The display encourages students to reach out for help. (Kim Iannarone)
The display encourages students to reach out for help. (Kim Iannarone)

“We want to work to start a conversation about mental health,” said Mimi Tohill, a road trip staffer for Active Minds. “At most colleges we go to, a student will come forward and ask if they can contribute a story about a loved one they lost to suicide.”

According to Tohill, about a third of the backpacks were accompanied with stories written by parents, siblings, friends and significant others of students around the country who have committed suicide. Many of the stories included photos of the students who lost their lives to suicide and personal memorabilia, such as college pendants.

“I just want you to know that you were a beautifully fantastic person,” one story read. “We all loved you and you never let me down.”

Besides the overwhelming backpack display, signs around the lawn shared statistics and motivational messages, such as “50 percent of college students report suicidal ideation at sometime in their life” and “seeking help shows strength.”

“I’ve had a lot of mental health issues,” said president of the College’s chapter of Active Minds Sarah Perry, who didn’t hesitate to share her history of struggles with mental health. “It’s about starting a conversation and offering a safe space for students, so I’m not afraid to admit it.”

According to resources available at the exhibit, suicide is the second leading cause of death among college students. With three students from the College committing suicide in the past two years — senior Paige Aiello in May 2013, freshman Michael Menakis in April 2014 and freshman Sarah Sutherland in October 2014 — the demonstration was approved to appear at the College with the hopes of reaching students who are struggling with mental health disorders.

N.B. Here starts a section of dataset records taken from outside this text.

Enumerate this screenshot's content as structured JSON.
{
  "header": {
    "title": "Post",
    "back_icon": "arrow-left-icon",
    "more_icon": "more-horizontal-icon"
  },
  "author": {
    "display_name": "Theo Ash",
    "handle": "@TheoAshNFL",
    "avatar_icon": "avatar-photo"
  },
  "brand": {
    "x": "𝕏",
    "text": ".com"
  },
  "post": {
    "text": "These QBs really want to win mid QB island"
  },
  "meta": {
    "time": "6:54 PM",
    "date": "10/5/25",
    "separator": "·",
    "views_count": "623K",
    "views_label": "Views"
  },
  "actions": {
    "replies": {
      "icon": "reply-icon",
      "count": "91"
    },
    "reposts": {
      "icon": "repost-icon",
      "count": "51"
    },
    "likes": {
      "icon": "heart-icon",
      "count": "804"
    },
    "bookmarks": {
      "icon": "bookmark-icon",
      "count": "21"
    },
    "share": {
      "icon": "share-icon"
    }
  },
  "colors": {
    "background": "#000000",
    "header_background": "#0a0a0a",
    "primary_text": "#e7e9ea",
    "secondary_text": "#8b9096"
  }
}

“We haven’t received any negative feedback yet,” Perry said. “For some students who have dealt with or are currently dealing with issues like depression or suicide, the display may act as a trigger and bring up a lot of emotions.”

In order to assist students who are triggered by the display, volunteers from TCNJ Clinic were available to talk near a table in front of the wall on the Green Hall lawn. The table contained a plethora of resources for students who may be struggling with depression.

“We have pocket guides to mental health, pamphlets on how to help a friend, magnets with local resources and hotlines and more,” Tohill said.

There were also crisis intervention resources for particular demographics, including LGBTQ individuals, blacks, Asian Americans, Hispanic Americans, student-athletes and veterans.

“Instead of it being seen as a weakness, we want students to know that reaching out for help is a strength,” Tohill said. “There is a space to talk about how you’re feeling.”

Members of the College’s chapter of Active Minds walked up and down the diagonal paths that crisscross the Green Hall lawn, handing out informational flyers and letting students know that they are not the only ones struggling.

“We may often suffer in silence,” one of the more prominent signs of the day read, “but we do not suffer alone.”